Palestinians excluded from Arab states?

Comment from X

 The arab countries actually tried having the Palestians. They were kicked out of Jordan in 1970 after trying to assassinate the King of Jordan. And they were kicked out of Kuwait after siding with Saddan Hussein when he invaded the country. The Egyptians learned it too after Palestians killed 16 border guards in 2012 which actually led the Egyptians to close the border to Gaza. And in Libanon every single ethnicity hates the Palestinians too because all they do is engage in war and violence. So there you have it. The Arab countries learned it the hard way. And they would rather have their countries raided by wild fires and locusts than welcoming the Gazans in large numbers. critique this

This comment contains numerous issues—factual oversimplifications, inflammatory generalisations, and a lack of historical and geopolitical context. Here's a detailed critique:


1. Historical Oversimplification

  • Jordan 1970 ("Black September"):
    Yes, the PLO clashed with the Jordanian monarchy, leading to a violent conflict. But framing this as “Palestinians tried to assassinate the King” ignores the complex power struggle at the time. The PLO had built a parallel power structure inside Jordan, which challenged state authority. The events were part of a broader regional and political crisis, not merely a reflection of Palestinian “bad behaviour.”

  • Kuwait 1990-91:
    It’s true that the PLO leadership (not the general Palestinian population) made a political miscalculation by supporting Saddam Hussein. As a result, over 400,000 Palestinians were expelled or fled from Kuwait post-Gulf War. But it's dishonest to portray this as evidence of some essential Palestinian disloyalty. Many were workers who had no say in leadership decisions.

  • Egypt 2012:
    After the attack in Sinai (believed to be carried out by Islamist militants), Egypt tightened border controls with Gaza. But again, this was a response to a security incident, not a blanket indictment of all Palestinians. The relationship between Hamas and Egypt has been complicated, but to reduce it to “they killed some guards so they were cut off” is reductive and misleading.

  • Lebanon:
    Palestinian refugees in Lebanon have suffered decades of legal discrimination and marginalisation. They are often denied property rights, employment, and civil liberties. The resentment some groups hold isn't unprovoked; it’s part of a feedback loop of exclusion, poverty, and factional violence dating back to the Lebanese Civil War—again, a complex political context, not just "they like violence."

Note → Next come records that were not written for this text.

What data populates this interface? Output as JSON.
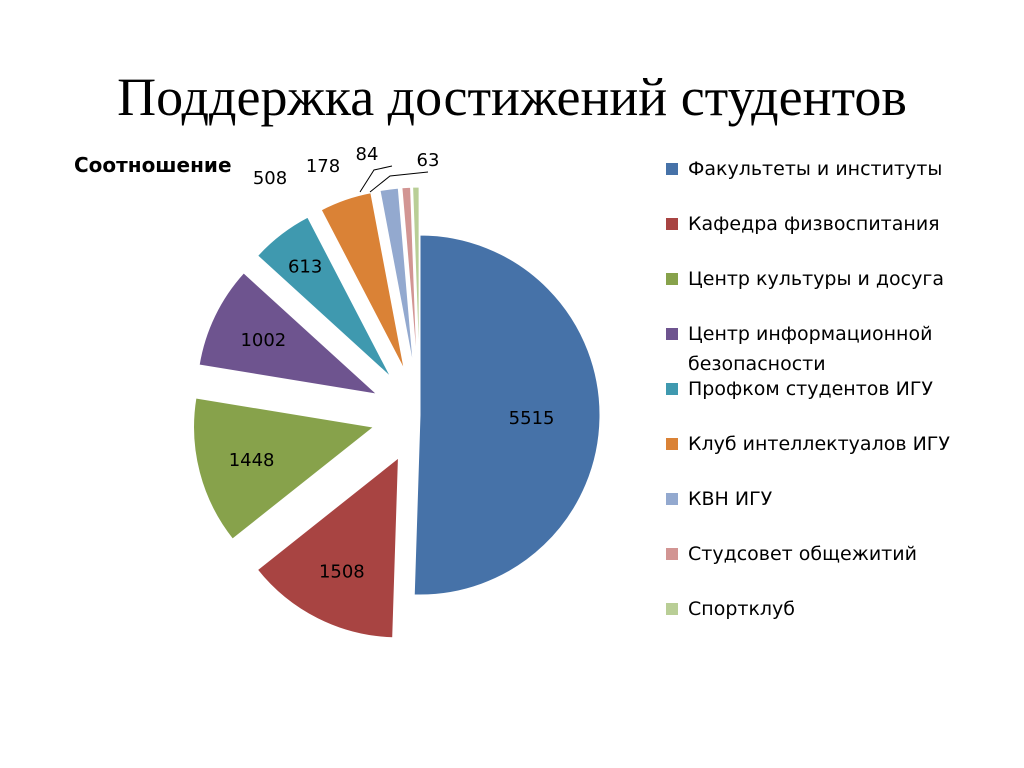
{
  "slide": {
    "title": "Поддержка достижений студентов"
  },
  "chart_data": {
    "type": "pie",
    "title": "Соотношение",
    "legend_position": "right",
    "exploded": true,
    "categories": [
      "Факультеты и институты",
      "Кафедра физвоспитания",
      "Центр культуры и досуга",
      "Центр информационной безопасности",
      "Профком студентов ИГУ",
      "Клуб интеллектуалов ИГУ",
      "КВН ИГУ",
      "Студсовет общежитий",
      "Спортклуб"
    ],
    "values": [
      5515,
      1508,
      1448,
      1002,
      613,
      508,
      178,
      84,
      63
    ],
    "labels": [
      "5515",
      "1508",
      "1448",
      "1002",
      "613",
      "508",
      "178",
      "84",
      "63"
    ],
    "colors": [
      "#4672A8",
      "#A84442",
      "#87A24B",
      "#6E548F",
      "#3F99AF",
      "#DA8236",
      "#93A9CF",
      "#D29593",
      "#B9CE96"
    ]
  }
}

2. Problematic Generalisations

  • Saying “all they do is engage in war and violence” about any group of people is a textbook example of dehumanising rhetoric and collective blame. This language erases the vast majority of Palestinians who are not engaged in violence—millions of people living under occupation, blockade, or as stateless refugees.

  • The statement that Arab countries “would rather be raided by wildfires and locusts than accept Palestinians” is not only hyperbolic but also reflects a racist caricature of both Palestinians and Arab nations. It lacks any understanding of diplomacy, humanitarian concerns, or actual public opinion.


3. Lack of Empathy and Moral Nuance

  • Nowhere in the comment is there acknowledgment of the conditions Palestinians live under—decades of occupation, displacement, statelessness, and repeated wars. Many Gazans, for example, are descended from refugees from 1948. Their suffering is not self-inflicted in the way this argument insinuates.

  • There's no mention of international law, the UN’s role in refugee status, or the ongoing humanitarian crises in Gaza, the West Bank, and the camps in Lebanon and Syria.


4. Echoing Far-Right Talking Points

  • The tone and framing are very similar to ethnonationalist narratives that portray certain peoples as inherently troublesome or unworthy of rights. It lacks intellectual honesty and compassion, and serves more as propaganda than as a sincere attempt to understand a complicated issue.


Conclusion

This comment cherry-picks events, strips them of context, and uses them to generalise an entire people. It promotes prejudice rather than analysis, and offers no solutions—just condemnation. A more honest and humane perspective would acknowledge the failures of Arab states and the immense suffering and injustice Palestinians have endured—and still endure—often through no fault of their own.